Waar op te letten bij het kopen van zink?
Tip 1: Hoeveel zink per capsule?
Kijk altijd hoeveel milligram (mg) zink elke capsule bevat, zodat je kunt uitrekenen hoeveel capsules je per dag kunt nemen. Zo kan je ook beter inschatten hoe snel de capsules op zijn en of de prijs niet te hoog is in vergelijking met andere soorten.
Tip 2: Welke soort(en) zink?
Het is natuurlijk ook belangrijk om te weten welke zinkverbinding de capsules bevatten. Dit wordt echter niet altijd vermeld. Soms staat er op de ingrediëntenlijst gewoon ‘zin’. Als je dat tegenkomt is de kans groot dat er een slecht opneembare variant van zink in het supplement zit. Het kan ook dat er meerdere soorten zink op het supplement staan vermeld, ‘zinkoxide’ en ‘zinkcitraat’ bijvoorbeeld. Als er niet vermeld wordt wat de verhouding is, kan het zomaar zijn dat er 99% van het slecht opneembare zinkoxide in zit. Dat verklaart soms ook waarom een ander supplement met zinkcitraat een stuk duurder is.
Tip 3: Welke hulpstoffen bevat het supplement?

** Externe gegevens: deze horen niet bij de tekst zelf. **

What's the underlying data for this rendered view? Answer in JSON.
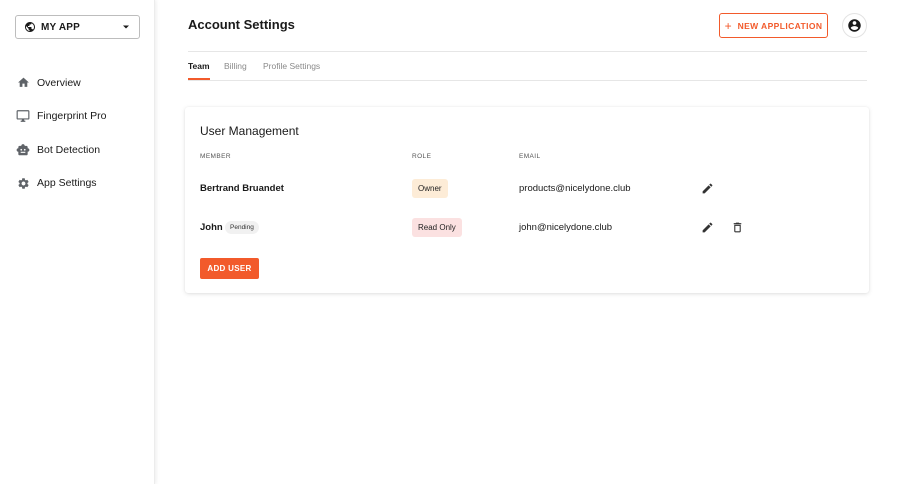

Tenslotte is het nuttig om te weten welke hulpstoffen (cofactoren) er in het supplement verwerkt zijn. In tegenstelling tot sommige andere spoorelementen en mineralen zijn er voor zink eigenlijk geen hulpstoffen nodig. Toch zitten er in zinksupplementen vaak stoffen zoals vulstoffen, antiklontermiddelen, stabilisatoren, glansmiddelen en kleurstoffen. Hoe minder van deze stoffen in een supplement zitten, hoe beter.